Do They Know How They’re Doing?

 I once had the very good fortune to hear, and even speak with Jack Welch, former CEO of General Electric, and regarded by many as “the CEO of the Century”. What a great experience…one I’ll never forget! Jack spoke of many things that made him and GE successful, but if there was one central theme, both in his presentation and in his life it was “candor – openness, and transparency…” He said “candor and transparency are absolutely critical to the success of organizations”. In his book, “Winning”, he calls the “lack of candor” ”the biggest dirty little secret in business”. He says, “Lack of candor basically blocks smart ideas, fast action, and good people contributing all the stuff they’ve got. It’s a killer!” Lack of candor effects entire organizations, departments, work teams, and, I believe most importantly, the relationship between the employee and his/her boss. It is this last relationship that I’ll focus on here.

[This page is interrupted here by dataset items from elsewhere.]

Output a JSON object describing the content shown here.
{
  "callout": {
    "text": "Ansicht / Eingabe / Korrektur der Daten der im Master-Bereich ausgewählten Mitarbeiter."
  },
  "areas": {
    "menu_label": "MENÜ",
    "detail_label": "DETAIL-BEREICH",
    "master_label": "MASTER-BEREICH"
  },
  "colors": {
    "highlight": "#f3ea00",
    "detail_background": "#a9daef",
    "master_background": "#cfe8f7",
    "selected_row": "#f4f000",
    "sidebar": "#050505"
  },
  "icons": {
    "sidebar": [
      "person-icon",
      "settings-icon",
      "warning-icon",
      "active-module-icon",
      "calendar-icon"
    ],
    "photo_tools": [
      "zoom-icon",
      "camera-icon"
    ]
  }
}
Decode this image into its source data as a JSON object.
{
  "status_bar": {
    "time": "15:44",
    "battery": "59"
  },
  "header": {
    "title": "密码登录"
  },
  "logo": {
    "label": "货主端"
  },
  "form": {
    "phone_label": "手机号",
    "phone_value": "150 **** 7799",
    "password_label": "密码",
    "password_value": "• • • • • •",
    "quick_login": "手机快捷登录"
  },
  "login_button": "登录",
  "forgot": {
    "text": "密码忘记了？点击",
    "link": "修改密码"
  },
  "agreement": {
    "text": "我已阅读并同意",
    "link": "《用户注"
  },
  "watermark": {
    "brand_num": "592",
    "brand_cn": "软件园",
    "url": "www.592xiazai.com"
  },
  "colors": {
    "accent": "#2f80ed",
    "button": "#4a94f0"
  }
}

Have you ever learned, way after it was too late, that you’d damaged a relationship, made a mistake, or spent weeks, months, or even years working on the “wrong” priorities only to find out your boss had been disappointed or angry the entire time? How frustrating! How discouraging! How unproductive! Unfortunately, this occurs more often than not! If you’ve attended my class on coaching, you’ll remember the survey: “Why Don’t Employees Do What They’re Supposed to Do?” The top three answers to this question [given by bosses] are: “They don’t know what to do”, “They don’t know how to do it”, and “They don’t know why they’re doing it”. These answers are followed closely by my favorite: “They think they are!”

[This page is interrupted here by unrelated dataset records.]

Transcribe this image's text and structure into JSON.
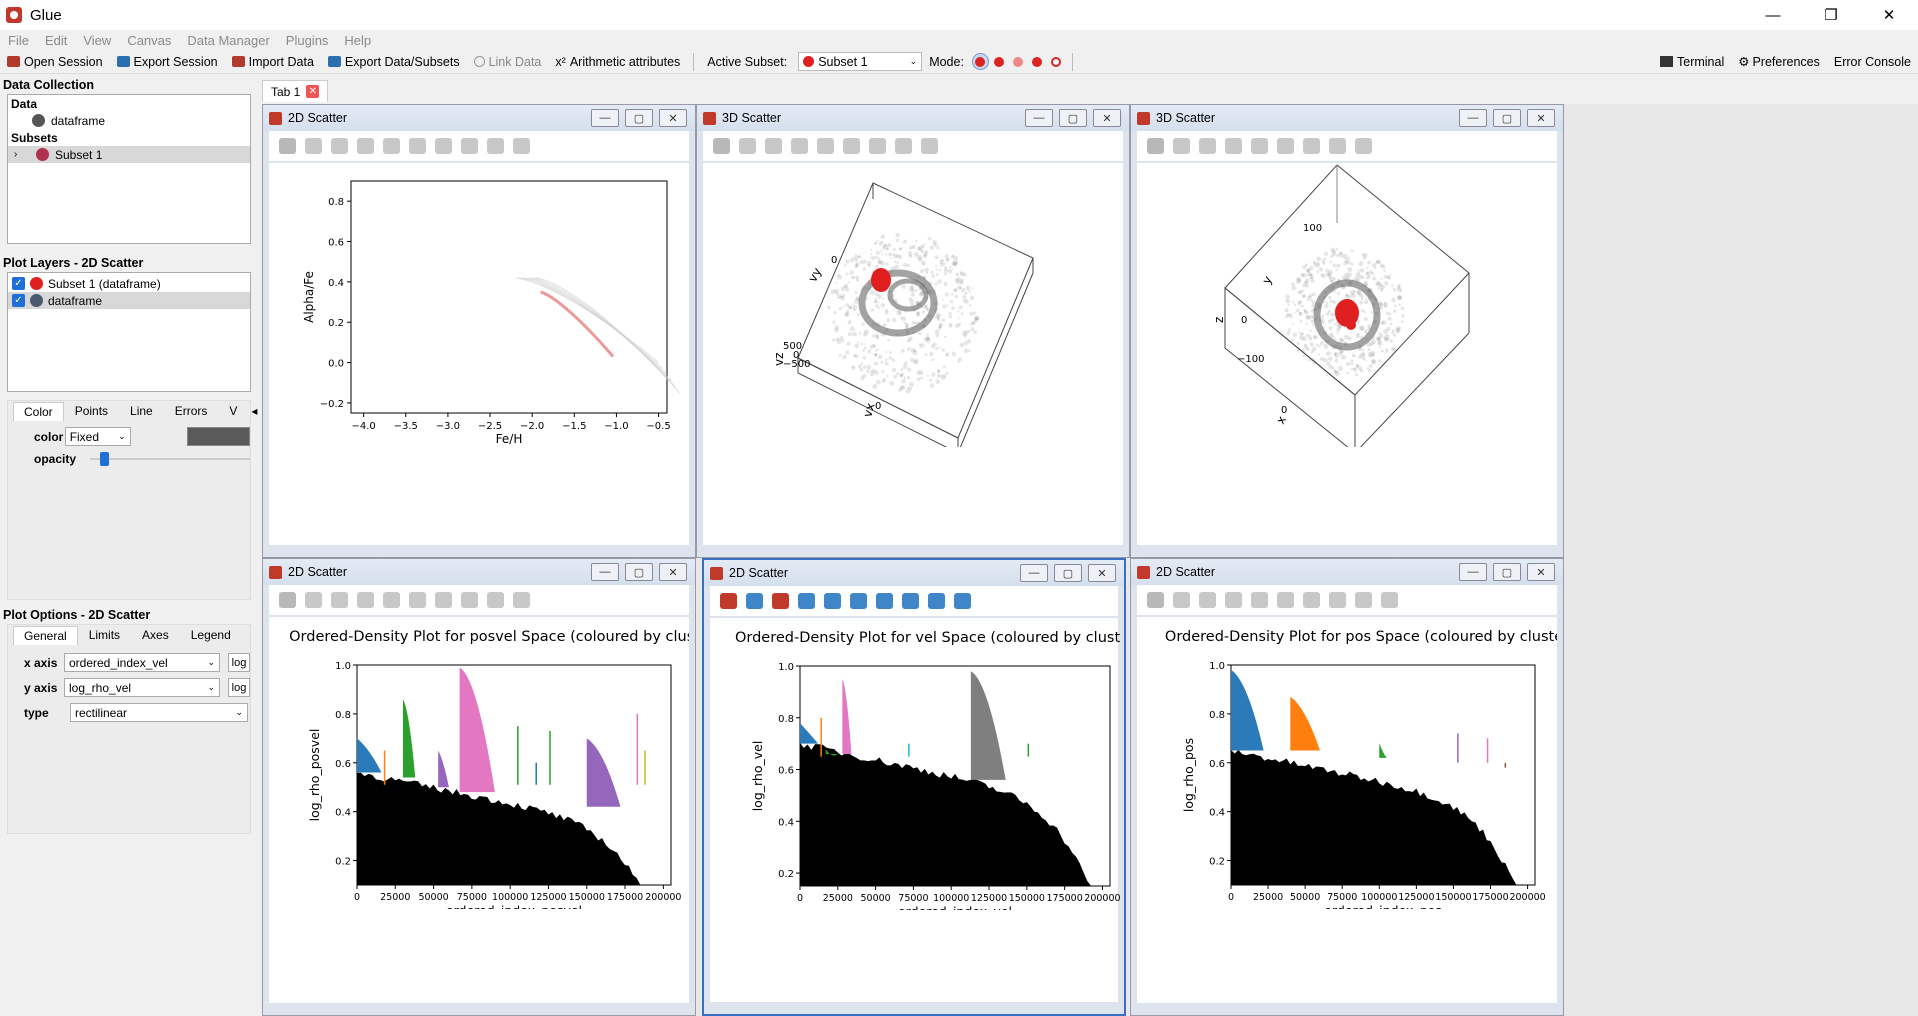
{
  "window": {
    "title": "Glue"
  },
  "menu": [
    "File",
    "Edit",
    "View",
    "Canvas",
    "Data Manager",
    "Plugins",
    "Help"
  ],
  "toolbar": {
    "open_session": "Open Session",
    "export_session": "Export Session",
    "import_data": "Import Data",
    "export_data": "Export Data/Subsets",
    "link_data": "Link Data",
    "arith": "Arithmetic attributes",
    "active_subset_label": "Active Subset:",
    "active_subset": "Subset 1",
    "mode_label": "Mode:",
    "terminal": "Terminal",
    "preferences": "Preferences",
    "error_console": "Error Console",
    "arith_icon": "x²"
  },
  "data_collection": {
    "title": "Data Collection",
    "data_header": "Data",
    "data_items": [
      "dataframe"
    ],
    "subsets_header": "Subsets",
    "subsets": [
      "Subset 1"
    ]
  },
  "plot_layers": {
    "title": "Plot Layers - 2D Scatter",
    "layers": [
      {
        "label": "Subset 1 (dataframe)",
        "color": "#e02020"
      },
      {
        "label": "dataframe",
        "color": "#4a5a70"
      }
    ]
  },
  "layer_style": {
    "tabs": [
      "Color",
      "Points",
      "Line",
      "Errors"
    ],
    "tab_more": "V",
    "color_label": "color",
    "color_mode": "Fixed",
    "opacity_label": "opacity"
  },
  "plot_options": {
    "title": "Plot Options - 2D Scatter",
    "tabs": [
      "General",
      "Limits",
      "Axes",
      "Legend"
    ],
    "x_axis_label": "x axis",
    "x_axis": "ordered_index_vel",
    "y_axis_label": "y axis",
    "y_axis": "log_rho_vel",
    "type_label": "type",
    "type": "rectilinear",
    "log": "log"
  },
  "tabs": {
    "tab1": "Tab 1"
  },
  "panels": {
    "p1": {
      "title": "2D Scatter"
    },
    "p2": {
      "title": "3D Scatter"
    },
    "p3": {
      "title": "3D Scatter"
    },
    "p4": {
      "title": "2D Scatter"
    },
    "p5": {
      "title": "2D Scatter"
    },
    "p6": {
      "title": "2D Scatter"
    }
  },
  "chart_data": [
    {
      "type": "scatter",
      "xlabel": "Fe/H",
      "ylabel": "Alpha/Fe",
      "xticks": [
        "−4.0",
        "−3.5",
        "−3.0",
        "−2.5",
        "−2.0",
        "−1.5",
        "−1.0",
        "−0.5"
      ],
      "yticks": [
        "−0.2",
        "0.0",
        "0.2",
        "0.4",
        "0.6",
        "0.8"
      ],
      "xlim": [
        -4.15,
        -0.4
      ],
      "ylim": [
        -0.25,
        0.9
      ]
    },
    {
      "type": "scatter",
      "title": "3D Scatter",
      "axis_labels": [
        "vx",
        "vy",
        "vz"
      ],
      "ticks": [
        "0",
        "0",
        "500",
        "0",
        "−500",
        "0"
      ]
    },
    {
      "type": "scatter",
      "title": "3D Scatter",
      "axis_labels": [
        "x",
        "y",
        "z"
      ],
      "ticks": [
        "100",
        "0",
        "−100",
        "0"
      ]
    },
    {
      "type": "bar",
      "title": "Ordered-Density Plot for posvel Space (coloured by cluste",
      "xlabel": "ordered_index_posvel",
      "ylabel": "log_rho_posvel",
      "xticks": [
        "0",
        "25000",
        "50000",
        "75000",
        "100000",
        "125000",
        "150000",
        "175000",
        "200000"
      ],
      "yticks": [
        "0.2",
        "0.4",
        "0.6",
        "0.8",
        "1.0"
      ],
      "ylim": [
        0.1,
        1.0
      ]
    },
    {
      "type": "bar",
      "title": "Ordered-Density Plot for vel Space (coloured by cluster",
      "xlabel": "ordered_index_vel",
      "ylabel": "log_rho_vel",
      "xticks": [
        "0",
        "25000",
        "50000",
        "75000",
        "100000",
        "125000",
        "150000",
        "175000",
        "200000"
      ],
      "yticks": [
        "0.2",
        "0.4",
        "0.6",
        "0.8",
        "1.0"
      ],
      "ylim": [
        0.15,
        1.0
      ]
    },
    {
      "type": "bar",
      "title": "Ordered-Density Plot for pos Space (coloured by cluster",
      "xlabel": "ordered_index_pos",
      "ylabel": "log_rho_pos",
      "xticks": [
        "0",
        "25000",
        "50000",
        "75000",
        "100000",
        "125000",
        "150000",
        "175000",
        "200000"
      ],
      "yticks": [
        "0.2",
        "0.4",
        "0.6",
        "0.8",
        "1.0"
      ],
      "ylim": [
        0.1,
        1.0
      ]
    }
  ]
}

How does this happen? It is the result of a serious lack of communication and lack of candor! So who’s lacking? The boss! The employee doesn’t have a chance unless the manager [honestly] opens his mouth. Now this doesn’t mean being unkind, demeaning, or sarcastic…it means being open and honest in a respectful way…in teaching, correcting, and encouraging workers to apply their very best to the producing of results. One of the most powerful (to me) things Jack said was, “The day you become a leader is the day you put others (their development, success, rewards, and growth) before yourself and your work.” In other words, it’s the day you love your people! Great leaders are so into the welfare and success of their people, that they set aside any preconditioned tendencies to hold back, not be open, not deal with the difficult thing, that would rob the employee of the opportunity to grow! Employee failures are [almost always] the failure of the boss!

It is equally important that employees are open and honest with their boss. The best ideas come from those doing the work. In an environment of candor and openness, employees know they can, at any time share their ideas, suggestions, and observations, and whether their ideas are adopted or not, they know they are at least appreciated! On the other hand, where mangers respond to worker’s ideas dismissively, sarcastically, or patronizingly, the door to candor and openness gently closes. Moreover, where managers ever express themselves to their employees with anger, intimidation, abusive language, or disrespect that same door SLAMS SHUT…often permanently! Great leaders know this, and work tirelessly on creating an environment of candor and trust as a first priority, for they know that all other things are dependent on doing so. Again, from “Winning”, “To get candor, you reward it, praise it, and talk about it. Most of all, you yourself demonstrate it in an exuberant and even exaggerated way.”

So, why is it that we even need to discuss candor, openness, and honesty? Because it runs counter to our nature, or at least our conditioning. For most, it’s just not easy…but, what is [easy] that’s worth doing? Just as with exercise, good nutrition, reading, and planning, adopting the values of openness and candor require self discipline and determination. But as with exercise, good nutrition, reading, and planning, the payoff is HUGE!

The two most powerful motivators of human behavior are: “Achievement” (a sense of accomplishment), and “Feedback” (acknowledgement for accomplishment). Neither of these most powerful motivators can be maximized outside an environment of candor and openness. Ken Blanchard calls Feedback “the breakfast of champions”. Feedback should not occur on an annual basis, but should take place monthly, weekly, daily, even…hourly! It is a constant and ongoing process. In his closing remarks, Jack offers this last simple, yet powerful, and absolutely critical charge…“No one should ever come to work not knowing where they stand!” Think about it… An employee who doesn’t know how they’re doing, or doesn’t know they’re not performing well, will either continue to do the wrong things, the wrong way, for the wrong reasons, or at least work at an unmotivated level.

If you want to be a successful and effective leader of a highly charged, excited, and engaged team, begin by creating an environment of candor and openness…and begin with YOU!